§ 15-5-3 Separation of parties as ground for dissolution Appeal. (a) Whenever, in the trial of any petition for divorce from the bond of marriage or any petition for dissolution of a marriage, it shall be alleged in the petition that the parties have lived separate and apart from each other for the space of at least three (3) years, whether voluntarily or involuntary, the court shall, upon a finding that the allegation is true, enter a judgment pending final judgment of divorce, which may include provisions for alimony.
(b) Final judgment shall not be entered until the expiration of twenty (20) days after entry of the judgment pending final judgment or, if the time for taking an appeal has been extended pursuant to Rule 4 of the Rules of Appellate Procedure, Article I, Rule 4 of the Supreme Court Rules, until the expiration of the extended period.
(c) Final judgment may be entered ex parte and in chamber on the suggestion of the prevailing party.

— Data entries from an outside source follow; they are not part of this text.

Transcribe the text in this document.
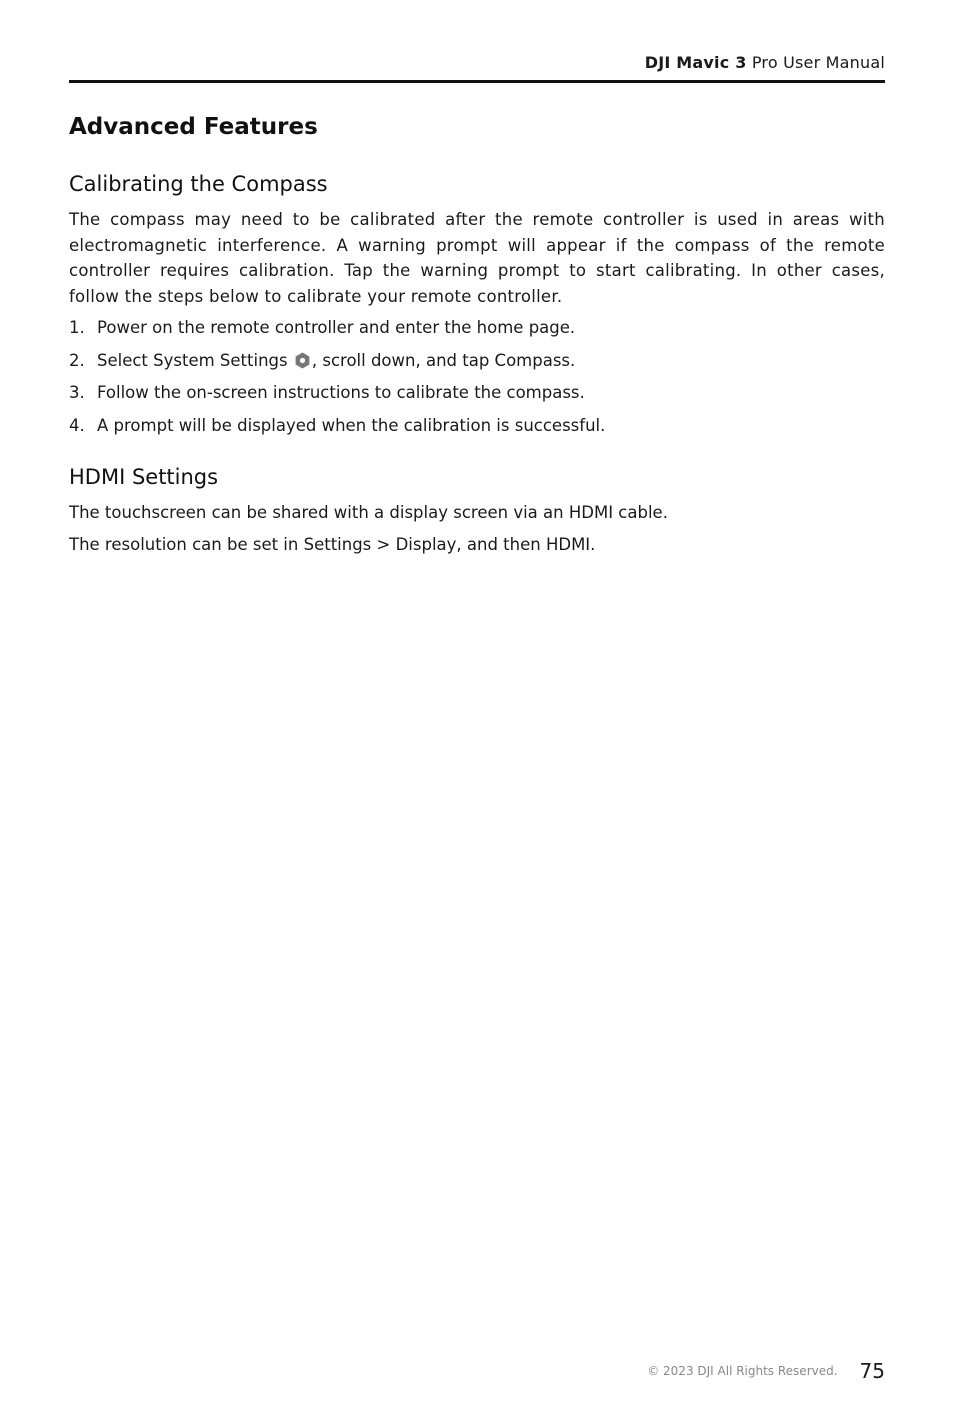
DJI Mavic 3 Pro User Manual
Advanced Features
Calibrating the Compass

The compass may need to be calibrated after the remote controller is used in areas with electromagnetic interference. A warning prompt will appear if the compass of the remote controller requires calibration. Tap the warning prompt to start calibrating. In other cases, follow the steps below to calibrate your remote controller.

1. Power on the remote controller and enter the home page.
2. Select System Settings , scroll down, and tap Compass.
3. Follow the on-screen instructions to calibrate the compass.
4. A prompt will be displayed when the calibration is successful.
HDMI Settings

The touchscreen can be shared with a display screen via an HDMI cable.

The resolution can be set in Settings > Display, and then HDMI.

© 2023 DJI All Rights Reserved. 75
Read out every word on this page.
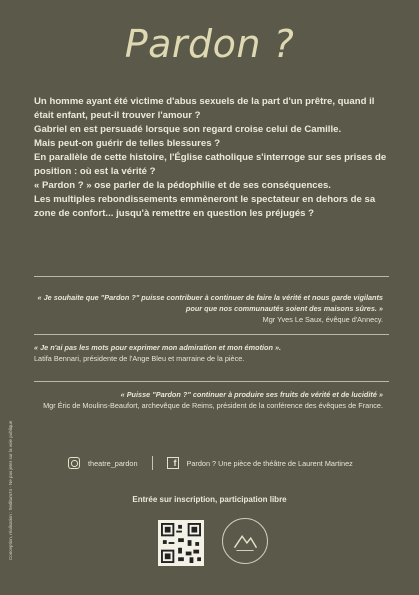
Pardon ?

Un homme ayant été victime d'abus sexuels de la part d'un prêtre, quand il était enfant, peut-il trouver l'amour ?

Gabriel en est persuadé lorsque son regard croise celui de Camille.

Mais peut-on guérir de telles blessures ?

En parallèle de cette histoire, l'Église catholique s'interroge sur ses prises de position : où est la vérité ?

« Pardon ? » ose parler de la pédophilie et de ses conséquences.

Les multiples rebondissements emmèneront le spectateur en dehors de sa zone de confort... jusqu'à remettre en question les préjugés ?

« Je souhaite que "Pardon ?" puisse contribuer à continuer de faire la vérité et nous garde vigilants pour que nos communautés soient des maisons sûres. »
Mgr Yves Le Saux, évêque d'Annecy.
« Je n'ai pas les mots pour exprimer mon admiration et mon émotion ».
Latifa Bennari, présidente de l'Ange Bleu et marraine de la pièce.
« Puisse "Pardon ?" continuer à produire ses fruits de vérité et de lucidité »
Mgr Éric de Moulins-Beaufort, archevêque de Reims, président de la conférence des évêques de France.
theatre_pardon	f Pardon ? Une pièce de théâtre de Laurent Martinez
Entrée sur inscription, participation libre
Conception, réalisation : Seditum74 - Ne pas jeter sur la voie publique
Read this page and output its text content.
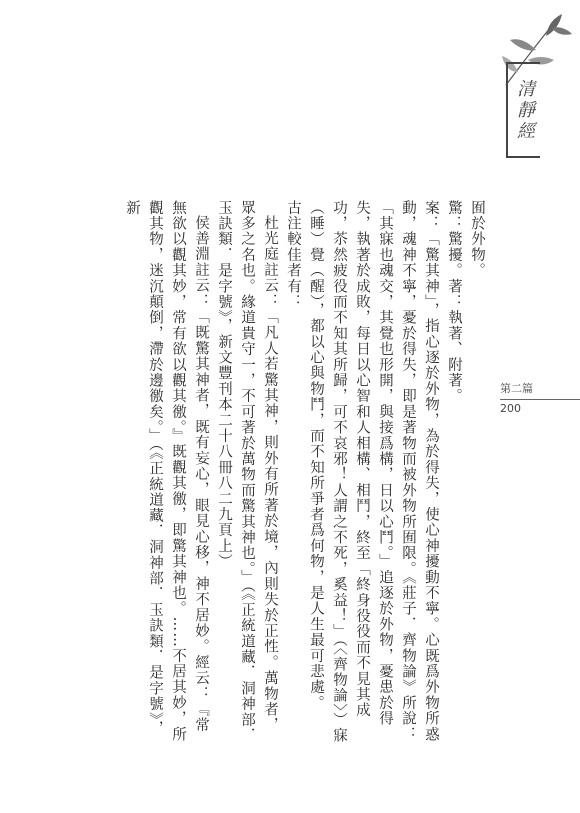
清靜經
第二篇
200

囿於外物。

驚：驚擾。著：執著、附著。

案：「驚其神」，指心逐於外物，為於得失，使心神擾動不寧。心既爲外物所惑動，魂神不寧，憂於得失，即是著物而被外物所囿限。《莊子．齊物論》所說：「其寐也魂交，其覺也形開，與接爲構，日以心鬥。」追逐於外物，憂患於得失，執著於成敗，每日以心智和人相構、相鬥，終至「終身役役而不見其成功，苶然疲役而不知其所歸，可不哀邪！人謂之不死，奚益！」（〈齊物論〉）寐（睡）覺（醒），都以心與物鬥，而不知所爭者爲何物，是人生最可悲處。

古注較佳者有：

杜光庭註云：「凡人若驚其神，則外有所著於境，內則失於正性。萬物者，眾多之名也。緣道貴守一，不可著於萬物而驚其神也。」（《正統道藏．洞神部．玉訣類．是字號》，新文豐刊本二十八冊八二九頁上）

侯善淵註云：「既驚其神者，既有妄心，眼見心移，神不居妙。經云：『常無欲以觀其妙，常有欲以觀其徼。』既觀其徼，即驚其神也。……不居其妙，所觀其物，迷沉顛倒，滯於邊徼矣。」（《正統道藏．洞神部．玉訣類．是字號》，新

(d) If no final judgment is presented to the court for entry within thirty (30) days next after the expiration of twenty (20) days from the date of decision, after this a final judgment may be entered only in open court and on motion.

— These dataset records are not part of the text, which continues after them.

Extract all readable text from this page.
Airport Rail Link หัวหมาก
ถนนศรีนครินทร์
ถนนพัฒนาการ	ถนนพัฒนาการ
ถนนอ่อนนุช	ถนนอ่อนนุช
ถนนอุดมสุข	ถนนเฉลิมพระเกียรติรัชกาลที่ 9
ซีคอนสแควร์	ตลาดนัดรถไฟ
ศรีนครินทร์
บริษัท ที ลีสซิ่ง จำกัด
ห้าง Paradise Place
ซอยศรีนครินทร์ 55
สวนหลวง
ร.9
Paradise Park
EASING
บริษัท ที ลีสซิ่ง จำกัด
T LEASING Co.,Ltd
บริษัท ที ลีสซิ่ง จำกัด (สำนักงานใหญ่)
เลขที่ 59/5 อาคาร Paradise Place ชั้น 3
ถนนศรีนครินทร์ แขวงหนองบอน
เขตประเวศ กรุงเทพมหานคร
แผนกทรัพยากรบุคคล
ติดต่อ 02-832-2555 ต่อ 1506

(e) Notice of the filing of the motion shall not be required in cases in which the original petition is unanswered.
(f) The taking of an appeal shall operate as a stay of the judgment during the pendency of the appeal. Upon motion and for good cause shown:
(1) The family court may, prior to the filing of a notice of appeal, order that the judgment become final and operative immediately; and
(2) The supreme court may, in the event an appeal is taken,
vacate the automatic stay provided under this section.
(G.L. 1896, ch. 195, § 3; G.L. 1909, ch. 247, § 3; G.L. 1923, ch. 291, § 3; G.L. 1938, ch. 416, § 3; G.L. 1956, § 15-5-3; P.L. 1972, ch. 214, § 1; P.L. 1976, ch. 338, § 1; P.L. 1977, ch. 104, § 1; P.L. 1979, ch. 329, § 1; P.L. 1984, ch. 233, § 1; P.L. 1996, ch. 404, § 9.)